Voters in the inner-eastern Adelaide seat of Dunstan are heading to the polls today for a by-election triggered by former South Australian premier Steven Marshall’s resignation.

Mr Marshall formally tendered his resignation to state parliament in February, nearly two years after losing the 2022 state election to Labor. 

Dunstan is South Australia’s most marginal state electorate, held by the Liberal party on a margin of 0.5 per cent. 

The Electoral Commission of South Australia (ECSA) said more than 27,000 electors are enrolled to vote in Saturday’s election, which is being contested by five candidates.

More than 7,000 voters have already completed either a pre-poll or postal vote, according to ECSA data.

Anna Finizio is contesting the seat for the Liberal party, Cressida O’Hanlon is re-contesting the seat for Labor, while Katie McCusker is contesting for the Greens.

Cressida O’Hanlon (left), Anna Finizio (centre) and Katie McCusker (right).(ABC News)

The Animal Justice Party and Australian Family Party are also contesting the seat.

The by-election campaign has become increasingly heated in the lead-up to polling day, with both major parties levelling accusations at each other’s candidates.

The Liberal party, citing an email, accused Ms O’Hanlon under parliamentary privilege of breaching lobbying laws by using her position as a parliamentary staffer to secure her husband a meeting with a government minister.

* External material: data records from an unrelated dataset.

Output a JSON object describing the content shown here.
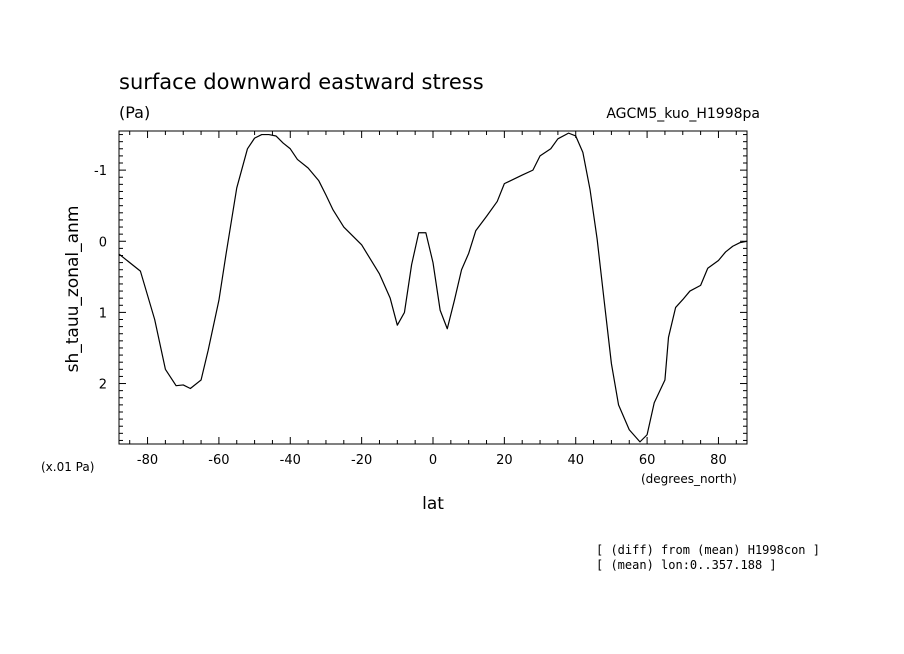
{
  "chart_data": {
    "type": "line",
    "title": "surface downward eastward stress",
    "units": "(Pa)",
    "dataset_label": "AGCM5_kuo_H1998pa",
    "ylabel": "sh_tauu_zonal_anm",
    "ylabel_multiplier": "(x.01 Pa)",
    "xlabel": "lat",
    "xlabel_units": "(degrees_north)",
    "notes": [
      "[ (diff) from (mean) H1998con ]",
      "[ (mean) lon:0..357.188 ]"
    ],
    "xlim": [
      -88,
      88
    ],
    "ylim": [
      2.85,
      -1.55
    ],
    "y_inverted": true,
    "x_ticks": [
      -80,
      -60,
      -40,
      -20,
      0,
      20,
      40,
      60,
      80
    ],
    "y_ticks": [
      -1,
      0,
      1,
      2
    ],
    "x_tick_labels": [
      "-80",
      "-60",
      "-40",
      "-20",
      "0",
      "20",
      "40",
      "60",
      "80"
    ],
    "y_tick_labels": [
      "-1",
      "0",
      "1",
      "2"
    ],
    "grid": false,
    "series": [
      {
        "x": [
          -88,
          -82,
          -78,
          -75,
          -72,
          -70,
          -68,
          -65,
          -63,
          -60,
          -58,
          -55,
          -52,
          -50,
          -48,
          -46,
          -44,
          -42,
          -40,
          -38,
          -35,
          -32,
          -30,
          -28,
          -25,
          -20,
          -15,
          -12,
          -10,
          -8,
          -6,
          -4,
          -2,
          0,
          2,
          4,
          6,
          8,
          10,
          12,
          15,
          18,
          20,
          25,
          28,
          30,
          33,
          35,
          38,
          40,
          42,
          44,
          46,
          48,
          50,
          52,
          55,
          58,
          60,
          62,
          65,
          66,
          68,
          70,
          72,
          75,
          77,
          80,
          82,
          84,
          86,
          88
        ],
        "y": [
          0.18,
          0.42,
          1.1,
          1.8,
          2.03,
          2.02,
          2.07,
          1.95,
          1.53,
          0.83,
          0.18,
          -0.75,
          -1.3,
          -1.45,
          -1.5,
          -1.5,
          -1.48,
          -1.38,
          -1.3,
          -1.15,
          -1.03,
          -0.85,
          -0.65,
          -0.44,
          -0.2,
          0.05,
          0.46,
          0.8,
          1.18,
          1.0,
          0.33,
          -0.12,
          -0.12,
          0.3,
          0.97,
          1.23,
          0.83,
          0.4,
          0.17,
          -0.15,
          -0.35,
          -0.56,
          -0.81,
          -0.93,
          -1.0,
          -1.2,
          -1.3,
          -1.44,
          -1.52,
          -1.48,
          -1.25,
          -0.73,
          -0.03,
          0.85,
          1.72,
          2.3,
          2.65,
          2.82,
          2.72,
          2.27,
          1.95,
          1.35,
          0.93,
          0.82,
          0.7,
          0.62,
          0.38,
          0.27,
          0.15,
          0.07,
          0.02,
          0.0
        ]
      }
    ]
  }
}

Ms O’Hanlon has denied the allegation. 

Labor has accused Ms Finizio of “airbrushing” her LinkedIn profile to exclude her involvement with her family company that went into administration more than two years after she stopped being a director.

They have also accused her of applying for a job with former shadow attorney-general Kyam Maher in 2020 when the Liberal party was in government.

On Friday, Liberal candidate Anna Finizio said the health system and ambulance ramping was one of the top issues voters had raised with her during the campaign.

“We’ll see on Saturday how the people of Dunstan feel and whether they’re going to just vote Labor and let things go as normal or if they actually want to put someone in the parliament that’s going to hold this government to account,” she said. 

Labor candidate Cressida O’Hanlon said she was focused on local issues.

“I hope that people think about what’s actually in the best interest of this community of Dunstan having a local MP who is part of the government, who can actually advocate directly to the government,” she said. 

Greens candidate Katie McCusker said cost of living, housing affordability and green spaces were the main issues voters raised with her.

“The Greens are in it to win it … people are sick of the kind of politics that is being played out in this election,” she said.

Declaration and postal votes will be counted on Monday, meaning if the count is close, it may take days before there is a clear winner.